Maslov stared instead at the man in the Hawaiian print shirt, who rose, took the knife
from Bourne’s palm.
“I am Dimitri Maslov,” he said to Bourne.
The big man in the banker’s suit rose, nodded deferentially to Maslov, who handed
him the knife as he sat down behind the desk.
“Take Evsei out and get him a new nose,” Maslov said to no one in particular.
The big man in the banker’s suit pulled the dazed Evsei up, dragged him out of the
office.
“Close the door,” Maslov said, again to no one in particular.
Nevertheless, one of the burly Russian bodyguards crossed to the door, closed it,
turned and put his back against it. He shook out a cigarette, lit it.
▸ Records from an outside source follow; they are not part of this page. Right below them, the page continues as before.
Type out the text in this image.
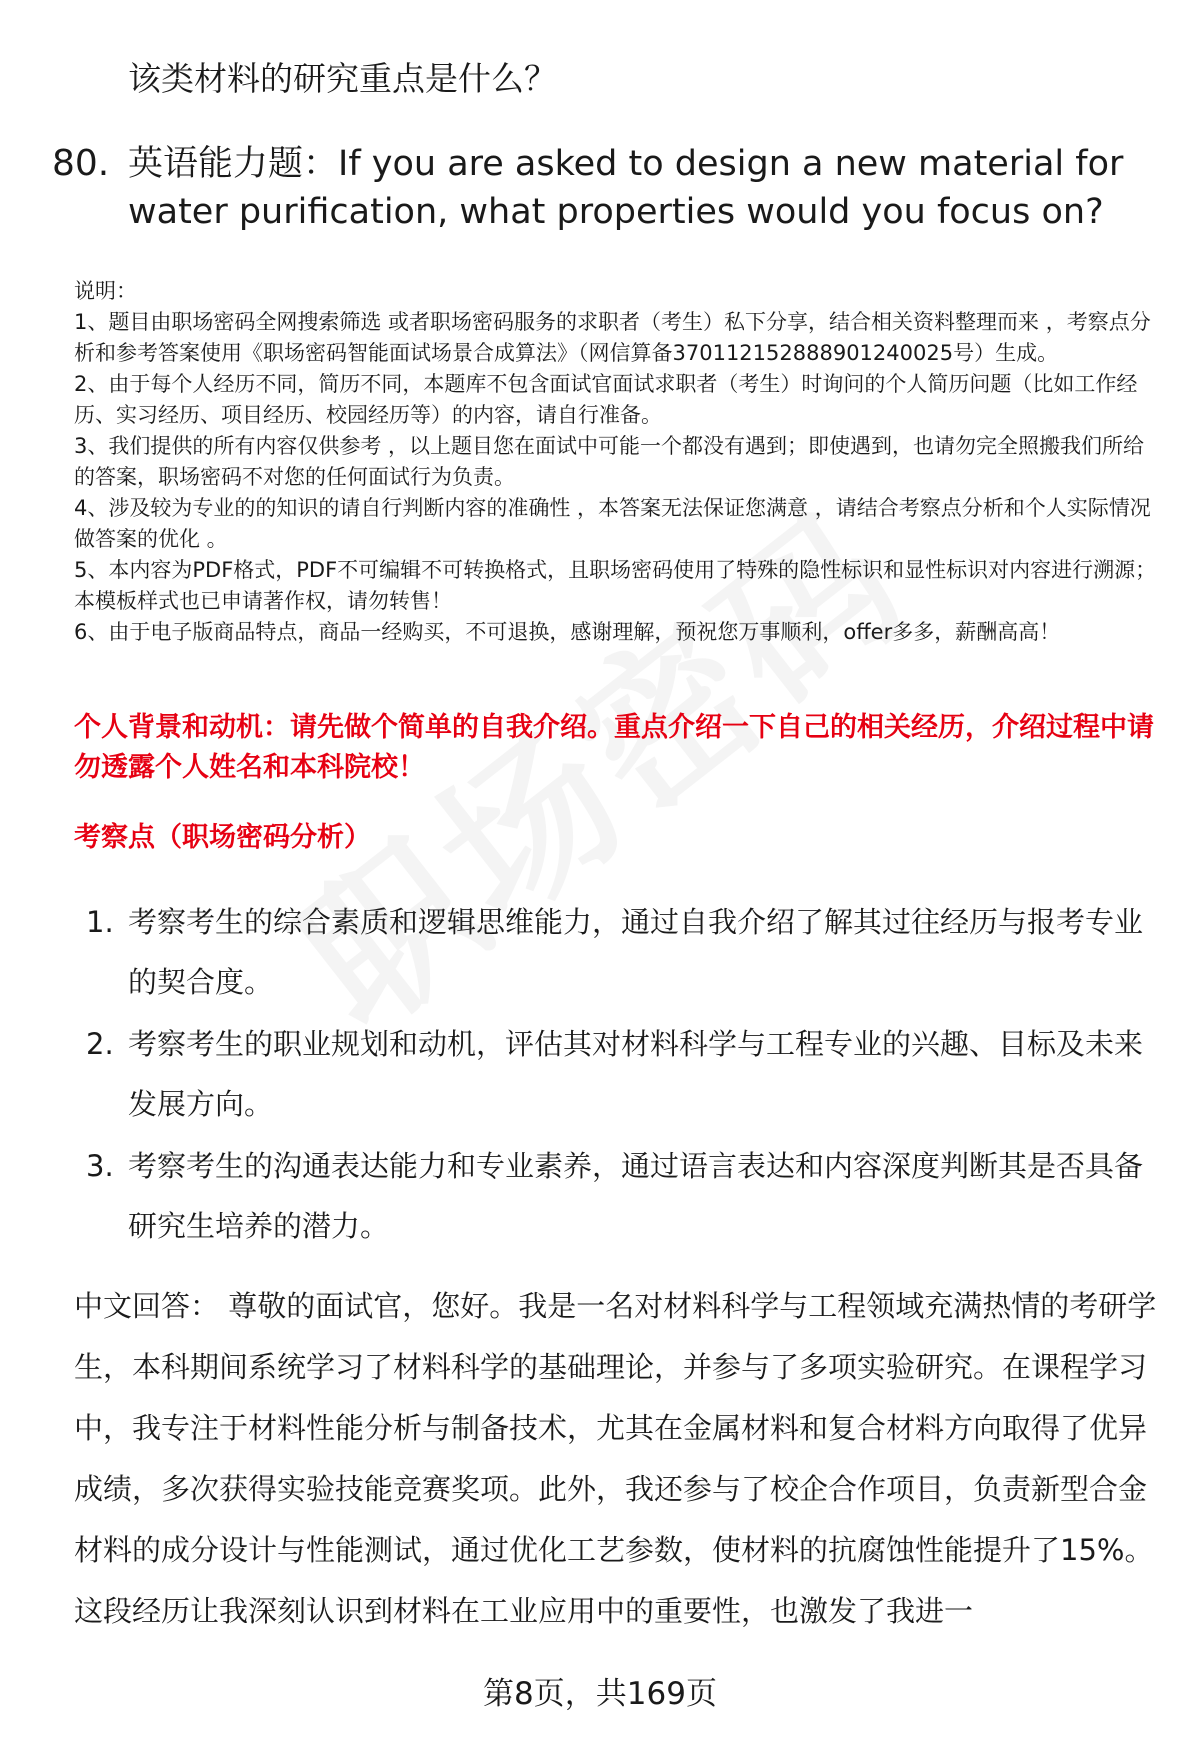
该类材料的研究重点是什么？
80. 英语能力题：If you are asked to design a new material for water purification, what properties would you focus on?

说明：

1、题目由职场密码全网搜索筛选 或者职场密码服务的求职者（考生）私下分享，结合相关资料整理而来 ，考察点分析和参考答案使用《职场密码智能面试场景合成算法》（网信算备370112152888901240025号）生成。

2、由于每个人经历不同，简历不同，本题库不包含面试官面试求职者（考生）时询问的个人简历问题（比如工作经历、实习经历、项目经历、校园经历等）的内容，请自行准备。

3、我们提供的所有内容仅供参考 ，以上题目您在面试中可能一个都没有遇到；即使遇到，也请勿完全照搬我们所给的答案，职场密码不对您的任何面试行为负责。

4、涉及较为专业的的知识的请自行判断内容的准确性 ，本答案无法保证您满意 ，请结合考察点分析和个人实际情况做答案的优化 。

5、本内容为PDF格式，PDF不可编辑不可转换格式，且职场密码使用了特殊的隐性标识和显性标识对内容进行溯源；本模板样式也已申请著作权，请勿转售！

6、由于电子版商品特点，商品一经购买，不可退换，感谢理解，预祝您万事顺利，offer多多，薪酬高高！

个人背景和动机：请先做个简单的自我介绍。重点介绍一下自己的相关经历，介绍过程中请勿透露个人姓名和本科院校！
考察点（职场密码分析）
1. 考察考生的综合素质和逻辑思维能力，通过自我介绍了解其过往经历与报考专业的契合度。
2. 考察考生的职业规划和动机，评估其对材料科学与工程专业的兴趣、目标及未来发展方向。
3. 考察考生的沟通表达能力和专业素养，通过语言表达和内容深度判断其是否具备研究生培养的潜力。
中文回答： 尊敬的面试官，您好。我是一名对材料科学与工程领域充满热情的考研学生，本科期间系统学习了材料科学的基础理论，并参与了多项实验研究。在课程学习中，我专注于材料性能分析与制备技术，尤其在金属材料和复合材料方向取得了优异成绩，多次获得实验技能竞赛奖项。此外，我还参与了校企合作项目，负责新型合金材料的成分设计与性能测试，通过优化工艺参数，使材料的抗腐蚀性能提升了15%。这段经历让我深刻认识到材料在工业应用中的重要性，也激发了我进一
第8页，共169页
“Take a seat,” Maslov said. Sliding open a drawer, he took out a Mauser, laid it on the
desk within easy reach. Only then did his eyes slide up to engage Bourne’s again. “My
dear friend Vanya tells me that you work for Boris Karpov. He says you claim to have
information I can use against certain parties who are trying to muscle in on my territory.”
His fingers tapped the grips of the Mauser. “However, I would be inexcusably naive to
believe that you were willing to part with this information without a price, so let’s have it.
What do you want?”
“I want to know what your connection is with the Black Legion?”
“Mine? I have none.”
“But you’ve heard of them.”
“Of course I’ve heard of them.” Maslov frowned. “Where is this going?”
“You posted your man Evsei in Mikhail Tarkanian’s apartment. Tarkanian was a
member of the Black Legion.”
Maslov held up a hand. “Where the hell did you hear that?”
“He was working against people-friends of mine.”
Maslov shrugged. “That might be so-I have no knowledge of it one way or another.
But one thing I can tell you is that Tarkanian wasn’t Black Legion.”